The situation is grim for Synthomer, which has a banking covenant stating that its debt can be no greater than 3.5 times its earnings. Jefferies analysts reportedly expect the firm to speak to lenders about a potential breach.

Profitability was already a problem for Synthomer before it issued the trading update. Its interim results, published on 2 August, reported a 46.4% year-over-year fall in earnings in the six months to 30 June 2022. Earnings as a percentage of revenue for the period was less than half that, at 13%, of the corresponding figure for 2021 (26.2%).

The bulk of the decline reflected the 81.3% fall in Performance Elastomers earnings, which had boomed during the pandemic. All other divisions delivered earnings growth during the period.

Earnings per share plummeted from 49.3p to 19p, but despite this the company issued a dividend of 4.0p (down from 8.7p in H1 2021).

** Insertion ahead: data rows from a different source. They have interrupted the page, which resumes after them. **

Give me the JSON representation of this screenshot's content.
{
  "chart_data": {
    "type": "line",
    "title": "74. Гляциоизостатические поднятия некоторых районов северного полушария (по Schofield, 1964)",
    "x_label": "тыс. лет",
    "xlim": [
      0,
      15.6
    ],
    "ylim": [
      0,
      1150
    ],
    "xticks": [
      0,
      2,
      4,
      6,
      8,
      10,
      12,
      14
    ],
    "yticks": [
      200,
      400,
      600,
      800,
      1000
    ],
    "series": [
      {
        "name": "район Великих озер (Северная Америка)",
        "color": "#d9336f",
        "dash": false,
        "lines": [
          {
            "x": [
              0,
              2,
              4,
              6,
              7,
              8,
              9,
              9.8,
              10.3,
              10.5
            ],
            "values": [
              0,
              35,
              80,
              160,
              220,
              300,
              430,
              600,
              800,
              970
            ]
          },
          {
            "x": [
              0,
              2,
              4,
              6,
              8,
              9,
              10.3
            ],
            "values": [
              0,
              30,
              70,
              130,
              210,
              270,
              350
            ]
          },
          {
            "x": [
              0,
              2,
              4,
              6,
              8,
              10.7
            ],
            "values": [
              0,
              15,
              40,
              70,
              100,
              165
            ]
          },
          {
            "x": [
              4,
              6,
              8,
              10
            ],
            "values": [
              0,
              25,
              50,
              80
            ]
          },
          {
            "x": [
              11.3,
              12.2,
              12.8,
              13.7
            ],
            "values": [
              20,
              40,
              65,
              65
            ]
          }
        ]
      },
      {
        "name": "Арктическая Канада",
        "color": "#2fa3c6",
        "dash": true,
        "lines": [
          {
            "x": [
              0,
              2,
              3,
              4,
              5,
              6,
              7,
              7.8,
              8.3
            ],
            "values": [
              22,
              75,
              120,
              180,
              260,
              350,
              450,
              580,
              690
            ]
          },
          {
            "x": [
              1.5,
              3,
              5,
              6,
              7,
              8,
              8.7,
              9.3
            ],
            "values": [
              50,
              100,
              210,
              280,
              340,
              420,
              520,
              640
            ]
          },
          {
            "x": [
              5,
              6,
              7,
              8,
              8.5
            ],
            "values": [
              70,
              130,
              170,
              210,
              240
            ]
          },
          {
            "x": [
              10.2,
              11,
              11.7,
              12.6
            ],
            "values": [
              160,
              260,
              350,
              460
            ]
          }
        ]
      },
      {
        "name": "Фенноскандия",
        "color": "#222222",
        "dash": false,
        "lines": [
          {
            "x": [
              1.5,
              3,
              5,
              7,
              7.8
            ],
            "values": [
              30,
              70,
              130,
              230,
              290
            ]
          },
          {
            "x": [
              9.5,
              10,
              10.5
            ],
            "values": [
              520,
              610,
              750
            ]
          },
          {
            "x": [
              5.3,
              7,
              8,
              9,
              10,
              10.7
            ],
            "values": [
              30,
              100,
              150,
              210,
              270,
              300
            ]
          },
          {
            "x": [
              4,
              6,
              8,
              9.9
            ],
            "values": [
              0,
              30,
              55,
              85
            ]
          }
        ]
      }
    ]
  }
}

Chief Executive Officer Michael Willome compared the results favourably to those the business experienced before the pandemic. “These results demonstrate the solid performance of the business compared to pre-pandemic levels,” he said, “with EBITDA significantly ahead of 2020 and 2019 and good levels of organic profit growth.

“All parts of the business except NBR generated EBITDA growth against a strong H1 2021 comparator.”

On 6 October, Numis analysts cut their price target for Synthomer to 120p, from 230p. The stock’s rating was downgraded from ‘Add’ to ‘Hold’.

Among 14 analysts polled by the Financial Times, majority give Synthomer a ‘hold’ consensus rating, with 10 giving the stock this rating. The other four were split evenly between ‘buy’ and ‘outperform’.

Among 14 analysts offering 12-month price targets to the Financial Times for the stock, the median target was 265p, which implies 198.3% growth from the 12 October close of 88.85p.

This optimistic forecast could be reflecting the view that, in the long term, Synthomer is in good shape. The most pessimistic target of 120p sees the stock gaining 35% over the next 12 months, while the high target of 460p sees the stock gaining 417.7% over the coming year.